Do most Americans in Portugal tend to live around Lisbon and Cascais rather than the Algarve?

Yes, but until the mid-eighties there were a lot more living here. Then some of the American companies got wise and realised they could hire a Portuguese employee or other European who could do the job for half the price and do it just as well. So that all changed. A lot of our friends at the time were general managers of large American companies. We still keep in touch and, in fact, met for a reunion in 1993 – ‘Saudades I’ – and again this past year in Provence – ‘Saudades II’, as we call the get-togethers. Our third reunion will take place here in Portugal, which goes to prove that this country does create a very special link with people.

But do most Americans still tend to think about visiting or living in other European countries?

All the hype is about London, Paris and Rome. So, when Americans do “The Grand Tour”, that’s where they’re usually headed, unless they’re particularly savvy travellers. But once the interest in Portugal is sparked, then they really love it.

Aside from monthly lunches, tell us a little more about the activities of the American club.

We have participated in many social events throughout the years such as gala dinners, election night dinners, Halloween evenings, golf tournaments and American fourth of July community picnics. Then, there is our awards programme, a prize given to two young Portuguese people each year who, through their work, promote an intercultural exchange between the United States and Portugal. The award includes a three-week trip to America to further their research.

In 2003, the ACL became a founding member of the Association of American Clubs (worldwide), opening the doors to new members around the globe and beyond the confines of the Lisbon community.

What were the most difficult moments during your presidency?

After 20 years in the same office, the ACL suddenly found itself homeless in 1996, without equipment and no money to rent office space. My first decision was to ask the Sheraton Hotel if they would give us a room to set up an office and they kindly agreed. Second was a fundraising drive to the membership for cash donations, services and equipment to furnish the office. Keep in mind that the Club had never before reached out to the membership for anything, nor had we ever requested sponsorship of any kind. So this was a groundbreaking move and, fortunately, a successful one. The Sheraton has been our home ever since.

Another difficult moment was in the spring of 1998 when we realised that the Embassy would not be organising the annual fourth of July picnic, as they had done for decades. In six weeks, with no records, no money, and only the memory of past picnics to go on, I put in 12 to 14 hours a day to put the event together. Approximately 600 people attended that year.

What do you hope for the future of the club?

I know that my successor (Buck Buchanan) is going to do a really superb job! Buck has lived in Portugal and been vice-president of the Club for a number of years. He knows a lot of people in the American and Portuguese community and I am certain that the ACL will grow further under his leadership.

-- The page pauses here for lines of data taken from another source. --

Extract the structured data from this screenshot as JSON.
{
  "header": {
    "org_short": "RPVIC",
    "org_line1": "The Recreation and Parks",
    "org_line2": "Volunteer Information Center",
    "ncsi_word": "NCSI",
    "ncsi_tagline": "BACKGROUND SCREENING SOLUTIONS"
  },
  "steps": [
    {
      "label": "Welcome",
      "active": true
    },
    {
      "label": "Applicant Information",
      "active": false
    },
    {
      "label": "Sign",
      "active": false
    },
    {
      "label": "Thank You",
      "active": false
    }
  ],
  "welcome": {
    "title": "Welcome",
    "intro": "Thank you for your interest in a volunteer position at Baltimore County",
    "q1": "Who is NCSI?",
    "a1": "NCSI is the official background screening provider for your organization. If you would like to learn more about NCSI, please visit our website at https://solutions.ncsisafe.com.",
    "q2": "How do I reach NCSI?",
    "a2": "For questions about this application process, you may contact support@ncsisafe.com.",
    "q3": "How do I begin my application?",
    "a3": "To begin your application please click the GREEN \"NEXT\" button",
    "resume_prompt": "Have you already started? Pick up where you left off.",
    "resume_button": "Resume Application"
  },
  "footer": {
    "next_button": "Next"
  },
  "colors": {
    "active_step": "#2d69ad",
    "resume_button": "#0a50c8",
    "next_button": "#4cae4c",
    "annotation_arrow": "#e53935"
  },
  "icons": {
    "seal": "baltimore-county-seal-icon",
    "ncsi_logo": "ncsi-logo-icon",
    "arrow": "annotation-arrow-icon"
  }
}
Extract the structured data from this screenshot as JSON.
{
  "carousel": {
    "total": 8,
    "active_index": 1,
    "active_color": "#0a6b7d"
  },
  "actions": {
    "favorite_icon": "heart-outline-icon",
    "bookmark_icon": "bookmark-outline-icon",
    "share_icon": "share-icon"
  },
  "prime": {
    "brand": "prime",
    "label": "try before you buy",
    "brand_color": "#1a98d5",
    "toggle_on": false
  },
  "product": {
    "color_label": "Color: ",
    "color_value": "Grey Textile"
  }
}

• The American Club of Lisbon an be contacted on 213 529 308

Blaine Tavares honoured by Portugal’s President

BLAINE TAVARES has been awarded the Ordem do Infante D. Henrique (Order of Prince Henry the Navigator) decoration by Portugal’s President Jorge Sampaio.

The award, named after the famous Portuguese seafarer, is an honour bestowed on individuals who have distinguished themselves through their contribution to Portugal and its culture.

Dr. Carlos Monjardino, president of the Fundação Oriente, first suggested to President Sampaio that Blaine Tavares deserved the honour. During her 12-year presidency of the ACL, Blaine worked tirelessly to promote cultural and political activities within the international community in Portugal and to maintain strong ties with America.

Following the ceremony at Belém Palace, Blaine and other guests enjoyed lunch with President Sampaio. Among those in attendance were Sr. Mariano Tavares, Blaine’s husband, The Honourable Alfred Hoffman, American Ambassador to Portugal, Dr Charles (Buck) Buchanan, the new president of the ACL, Dr. Rui Machete, president of the Luso-American Foundation, and Anne Taylor Grave, the ACL’s executive director and director of public relations.